Wild pheasant rillettes
Yields 1 ramequin
1 wild pheasant, about 1 1/4 lb
black pepper, ground
4 thyme sprigs
8 oz duck fat
- Cut the wings, legs and breast off the pheasant carcass. Weigh these pieces [I got about 12 1/2 oz], and then measure 1.6% of that weight in kosher salt. Sprinkle the salt together with some black pepper on both sides of the meat, then transfer to a sous-vide pouch with the thyme and the duck fat. Cook in a 166 F water bath for 8 hours. If you like a gamier flavor, you can add the chopped carcass, heart and liver.
- Let the pouch cool for 30 minutes. Strain the fat and juices into a plastic container and place in the freezer for about 30 minutes, until just set. Discard the carcass if you used it. Bone the wings and legs, and reserve in the pouch with the breast meat.
- Remove the skin from the meat and reserve both. You should have about 6 oz of boneless, skinless meat at this point. Measure 58% of this weight in duck fat, and 30% in jelly [the solidified juice] — for 6 oz of meat that’s 3 1/2 oz duck fat and 1 3/4 oz jelly.
- In a blender, process the duck fat, jelly and skin (as well as the heart and liver if you used them) until smooth.

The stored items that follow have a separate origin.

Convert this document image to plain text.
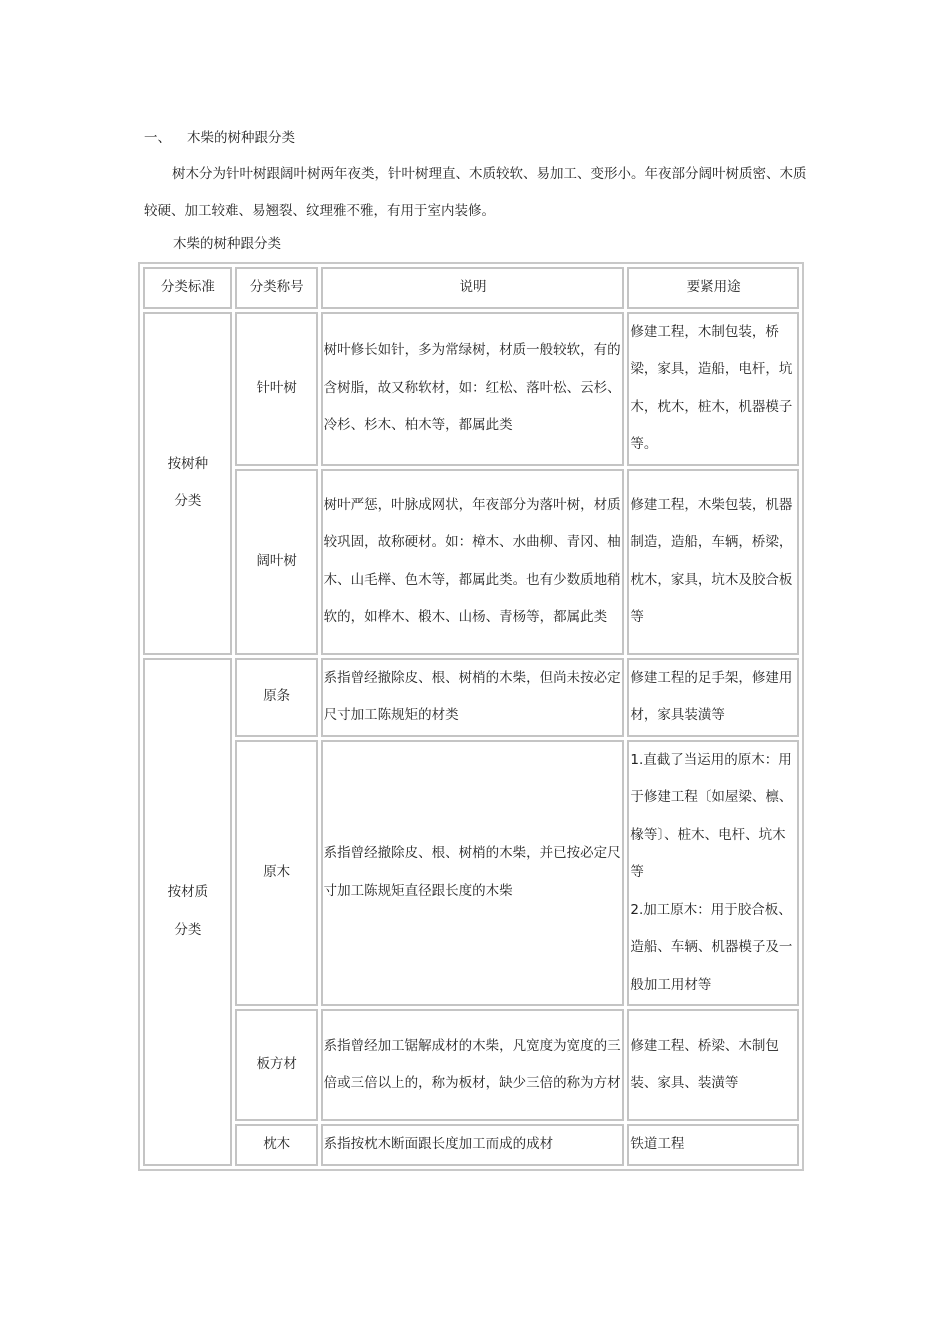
一、 木柴的树种跟分类
树木分为针叶树跟阔叶树两年夜类，针叶树理直、木质较软、易加工、变形小。年夜部分阔叶树质密、木质较硬、加工较难、易翘裂、纹理雅不雅，有用于室内装修。
木柴的树种跟分类
分类标准	分类称号	说明	要紧用途

按树种
分类	针叶树	树叶修长如针，多为常绿树，材质一般较软，有的含树脂，故又称软材，如：红松、落叶松、云杉、冷杉、杉木、柏木等，都属此类	修建工程，木制包装，桥梁，家具，造船，电杆，坑木，枕木，桩木，机器模子等。
	阔叶树	树叶严惩，叶脉成网状，年夜部分为落叶树，材质较巩固，故称硬材。如：樟木、水曲柳、青冈、柚木、山毛榉、色木等，都属此类。也有少数质地稍软的，如桦木、椴木、山杨、青杨等，都属此类	修建工程，木柴包装，机器制造，造船，车辆，桥梁，枕木，家具，坑木及胶合板等

按材质
分类	原条	系指曾经撤除皮、根、树梢的木柴，但尚未按必定尺寸加工陈规矩的材类	修建工程的足手架，修建用材，家具装潢等
	原木	系指曾经撤除皮、根、树梢的木柴，并已按必定尺寸加工陈规矩直径跟长度的木柴	1.直截了当运用的原木：用于修建工程〔如屋梁、檩、椽等〕、桩木、电杆、坑木等
2.加工原木：用于胶合板、造船、车辆、机器模子及一般加工用材等

	板方材	系指曾经加工锯解成材的木柴，凡宽度为宽度的三倍或三倍以上的，称为板材，缺少三倍的称为方材	修建工程、桥梁、木制包装、家具、装潢等
	枕木	系指按枕木断面跟长度加工而成的成材	铁道工程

- Transfer to the bowl of an electric mixer fit with the paddle attachment. Shred the meat between your fingers and add to the bowl. Whip on high speed to the desired texture. I like my rillettes on the smooth side, with very few chunks; some people prefer large chunks and will whip the mixture just long enough to distribute the meat. Transfer to a 12 oz ramequin, pack well, then cover with a thin layer of duck fat. Refrigerate until solid, then wrap in plastic film.
- Take out of the refrigerator about 30 minutes before serving. Accompany with bread and pickles.